Here is a society that believes in a surprise being and the benevolent order of the universe; a society that believes that a person’s life is guided by a clear set of principles and virtues. This is the Age of Reason and the major poetic unit of the period, the heroic couplet, is a microcosmic model of that age.

The twentieth century, on the other hand, has been typified by constant disruption and speed both in the physical and metaphysical aspect of people’s lives. It has seen extreme violence, uncertainty, and the disintegration of the class system. Instead of a clear system of values and a benevolent supreme being, we have a wide range of relative values and deep agnosticism. Indeed, the twentieth century, for all of its discoveries, could be called the Age of Unknowing.

First, a dumb thought, which is merely: Isn’t Oprah our benevolent supreme being?

Or maybe it’s Jonathan Franzen, the way folks are getting all amazed by his new novel, Freedom.

But seriously, the current age—this week, this year, this generation—does feel more like the age of unknowing, or as I’d like to call it, the age of relativity.
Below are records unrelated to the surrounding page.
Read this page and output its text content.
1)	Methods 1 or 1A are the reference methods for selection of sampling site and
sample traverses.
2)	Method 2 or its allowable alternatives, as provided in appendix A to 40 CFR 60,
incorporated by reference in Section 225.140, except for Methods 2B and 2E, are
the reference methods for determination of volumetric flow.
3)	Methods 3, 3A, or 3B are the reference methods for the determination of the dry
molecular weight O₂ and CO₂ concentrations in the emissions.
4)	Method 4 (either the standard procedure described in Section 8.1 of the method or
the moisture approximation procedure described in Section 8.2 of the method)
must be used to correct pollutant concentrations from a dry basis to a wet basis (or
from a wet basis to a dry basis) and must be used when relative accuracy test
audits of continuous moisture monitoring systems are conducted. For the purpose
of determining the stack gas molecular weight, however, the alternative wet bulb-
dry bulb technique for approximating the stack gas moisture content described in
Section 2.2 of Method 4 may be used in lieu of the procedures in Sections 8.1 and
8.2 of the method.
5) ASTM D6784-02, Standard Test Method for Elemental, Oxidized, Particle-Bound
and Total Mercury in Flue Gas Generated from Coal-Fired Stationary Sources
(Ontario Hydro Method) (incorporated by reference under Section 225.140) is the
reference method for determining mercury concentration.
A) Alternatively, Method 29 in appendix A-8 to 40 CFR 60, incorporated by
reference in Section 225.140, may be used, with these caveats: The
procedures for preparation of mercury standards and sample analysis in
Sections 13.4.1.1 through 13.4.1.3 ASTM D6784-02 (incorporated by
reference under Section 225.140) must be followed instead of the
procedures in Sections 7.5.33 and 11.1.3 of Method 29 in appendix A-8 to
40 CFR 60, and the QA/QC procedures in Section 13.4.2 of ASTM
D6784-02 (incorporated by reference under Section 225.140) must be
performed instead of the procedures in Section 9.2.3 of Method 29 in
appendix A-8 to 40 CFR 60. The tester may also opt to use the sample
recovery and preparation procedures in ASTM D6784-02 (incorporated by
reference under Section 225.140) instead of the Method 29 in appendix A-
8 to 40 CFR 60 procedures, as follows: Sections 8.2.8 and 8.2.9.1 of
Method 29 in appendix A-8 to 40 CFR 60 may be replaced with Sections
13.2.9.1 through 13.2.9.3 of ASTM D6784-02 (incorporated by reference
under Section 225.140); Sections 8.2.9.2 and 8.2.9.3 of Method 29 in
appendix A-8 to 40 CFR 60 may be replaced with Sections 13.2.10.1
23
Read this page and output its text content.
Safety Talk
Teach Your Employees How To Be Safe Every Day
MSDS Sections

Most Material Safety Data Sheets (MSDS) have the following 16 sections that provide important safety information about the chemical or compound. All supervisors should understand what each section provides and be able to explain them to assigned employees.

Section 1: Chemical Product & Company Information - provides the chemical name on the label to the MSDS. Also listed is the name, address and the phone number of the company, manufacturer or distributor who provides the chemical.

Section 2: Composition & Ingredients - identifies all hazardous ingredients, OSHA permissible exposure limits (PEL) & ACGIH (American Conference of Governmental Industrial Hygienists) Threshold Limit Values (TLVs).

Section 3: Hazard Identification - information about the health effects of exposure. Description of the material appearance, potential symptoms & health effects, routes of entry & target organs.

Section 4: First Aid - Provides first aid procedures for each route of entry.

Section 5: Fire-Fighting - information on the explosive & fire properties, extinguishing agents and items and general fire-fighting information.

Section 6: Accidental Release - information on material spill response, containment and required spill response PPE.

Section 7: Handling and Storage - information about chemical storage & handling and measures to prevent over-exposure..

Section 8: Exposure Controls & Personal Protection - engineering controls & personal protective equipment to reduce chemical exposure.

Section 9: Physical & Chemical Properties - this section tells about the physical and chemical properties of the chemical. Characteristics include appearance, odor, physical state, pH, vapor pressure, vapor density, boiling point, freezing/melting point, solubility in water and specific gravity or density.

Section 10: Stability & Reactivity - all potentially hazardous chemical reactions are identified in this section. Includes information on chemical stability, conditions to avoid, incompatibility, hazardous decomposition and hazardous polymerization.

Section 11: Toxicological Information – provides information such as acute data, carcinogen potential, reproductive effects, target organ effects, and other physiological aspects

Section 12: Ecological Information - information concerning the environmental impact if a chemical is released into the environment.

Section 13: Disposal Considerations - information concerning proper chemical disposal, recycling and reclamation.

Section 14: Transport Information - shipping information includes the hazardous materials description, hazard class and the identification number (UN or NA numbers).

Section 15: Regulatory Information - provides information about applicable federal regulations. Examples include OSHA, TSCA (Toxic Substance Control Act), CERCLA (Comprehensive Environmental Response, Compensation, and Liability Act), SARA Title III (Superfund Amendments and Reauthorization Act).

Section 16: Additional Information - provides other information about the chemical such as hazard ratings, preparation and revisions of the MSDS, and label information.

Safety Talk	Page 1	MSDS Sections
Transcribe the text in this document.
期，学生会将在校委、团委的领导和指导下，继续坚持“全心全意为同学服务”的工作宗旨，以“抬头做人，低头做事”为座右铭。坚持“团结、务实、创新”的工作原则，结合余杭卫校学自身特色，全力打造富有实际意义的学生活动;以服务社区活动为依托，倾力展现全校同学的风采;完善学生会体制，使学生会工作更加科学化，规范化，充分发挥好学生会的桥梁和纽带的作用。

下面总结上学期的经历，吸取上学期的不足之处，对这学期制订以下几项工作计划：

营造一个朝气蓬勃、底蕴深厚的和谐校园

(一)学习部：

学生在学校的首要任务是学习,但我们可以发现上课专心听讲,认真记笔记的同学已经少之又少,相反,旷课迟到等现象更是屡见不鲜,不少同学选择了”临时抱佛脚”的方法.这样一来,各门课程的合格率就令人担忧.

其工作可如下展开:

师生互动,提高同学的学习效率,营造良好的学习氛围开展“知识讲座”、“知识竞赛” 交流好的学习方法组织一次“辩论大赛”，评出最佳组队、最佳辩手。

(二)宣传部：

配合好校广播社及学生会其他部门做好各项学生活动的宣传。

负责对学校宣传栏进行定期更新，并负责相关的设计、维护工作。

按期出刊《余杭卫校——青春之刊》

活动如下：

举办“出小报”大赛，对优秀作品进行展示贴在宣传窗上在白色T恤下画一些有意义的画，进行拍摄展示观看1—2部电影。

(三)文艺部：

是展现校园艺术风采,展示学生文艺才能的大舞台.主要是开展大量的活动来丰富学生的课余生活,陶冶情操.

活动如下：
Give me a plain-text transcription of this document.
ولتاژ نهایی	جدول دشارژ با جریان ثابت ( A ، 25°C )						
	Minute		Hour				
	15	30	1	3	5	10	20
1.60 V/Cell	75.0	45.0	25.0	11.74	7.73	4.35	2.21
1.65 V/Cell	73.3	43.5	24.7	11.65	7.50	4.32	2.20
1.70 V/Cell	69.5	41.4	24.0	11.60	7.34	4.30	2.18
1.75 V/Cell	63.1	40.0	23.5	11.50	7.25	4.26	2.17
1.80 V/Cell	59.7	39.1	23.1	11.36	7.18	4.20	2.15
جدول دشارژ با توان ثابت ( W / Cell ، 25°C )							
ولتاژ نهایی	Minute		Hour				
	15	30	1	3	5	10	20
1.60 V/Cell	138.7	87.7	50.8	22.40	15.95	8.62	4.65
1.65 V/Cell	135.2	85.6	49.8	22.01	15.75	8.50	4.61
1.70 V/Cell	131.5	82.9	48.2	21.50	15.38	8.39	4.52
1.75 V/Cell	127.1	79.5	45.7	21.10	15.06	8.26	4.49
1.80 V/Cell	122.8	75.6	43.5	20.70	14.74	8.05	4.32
Individual tastes and individual ideas are the only things we can lean on, in the face of the travails of life and consumption. We can go anywhere, buy anything, say anything. We are finally, completely, free. (Dammit—back to Franzen again!) No one can tell us what to do or say. We have our own ideas. And we can blog about them.

In terms of the writing craft—we can also do or say or write in whatever fashion we wish. As the common phrase goes, “It’s all good.” This seems especially true for poetry.

And yet, we search. For the great poem or story that exists within us, for the poetic cadence and voice that is distinctly, powerfully, ours, for the memory to be made into the heroic journey that will move our fellow villagers to tears and give them a new sense of how to be in the world.

Sure, people are still judging thumbs up, thumbs down. Critics are still out there, arbitrating taste, deciding what’s good, and what isn’t. And yet, their authority is weary and weak. No one trusts a stranger to decide on taste.

In some ways, it’s up to us—the ones who are making the art and then reading/viewing/listening to it. And if we can entertain our small circle around the metaphorical—or real—campfire with our song, then good for us. Who cares about searching for the grand, meta-audience? There isn’t one out there anymore.

Which is all good. And yet, very difficult.